Representations:
- One-hot encoding [0 0 0 1 0 0].
- It is a problem, because making the AND of two things gives 0.
- Distributional similarity: "You shall know a word by the company it keeps".
- Small windows = distinguish singular, plural / big windows = Syntactic or semantic clustering.
Traditional word representations:
- Class based: brown clustering and exchange clustering.
- Soft clustering models. Learn from each cluster a distribution of words of how likely that word is in each cluster.
As distributed representation:
- Word meaning is represented as a dense vector.
Dimensionality reduction:
- Can be used to plot N-dimension words to 2D.
- Can be used to analyze the use of words among time e.g. gay from 1900 to 2000.
Neural networks:
- Can be more meaningful, through adding supervision.
- E.g. word → encoding → sentiment.
Unsupervised word vector learning.
Mainstream methods:
- word2vec: skipgram and continuous bag of words. It is a neural network.
- GloVe.
- They are valid, but have been surpassed by neural networks.
Constrastive Estimation of Word Vectors:
- A word and its context is a positive training sample; a random word in that same context gives a negative training sample.

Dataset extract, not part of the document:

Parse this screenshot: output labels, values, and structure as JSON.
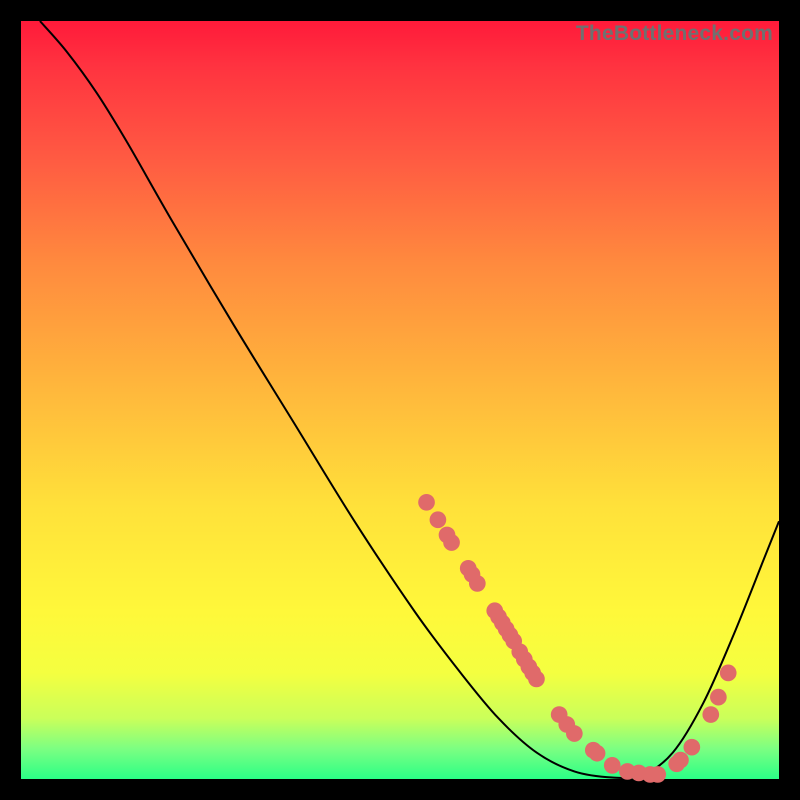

- To do this, formalize a score: score(cat chills on a mat) > score(cat chills Ohaio a mat).
- Uses a matrix.
- Multiply the sentence per the matrix.
Learning word-level classifiers: POS and NER
The model:
- Same one, with a single layer of NN.
Sharing statistical strength:
- Why are they so powerful?
- Advantage is: statistical.
- Can be used multi-task.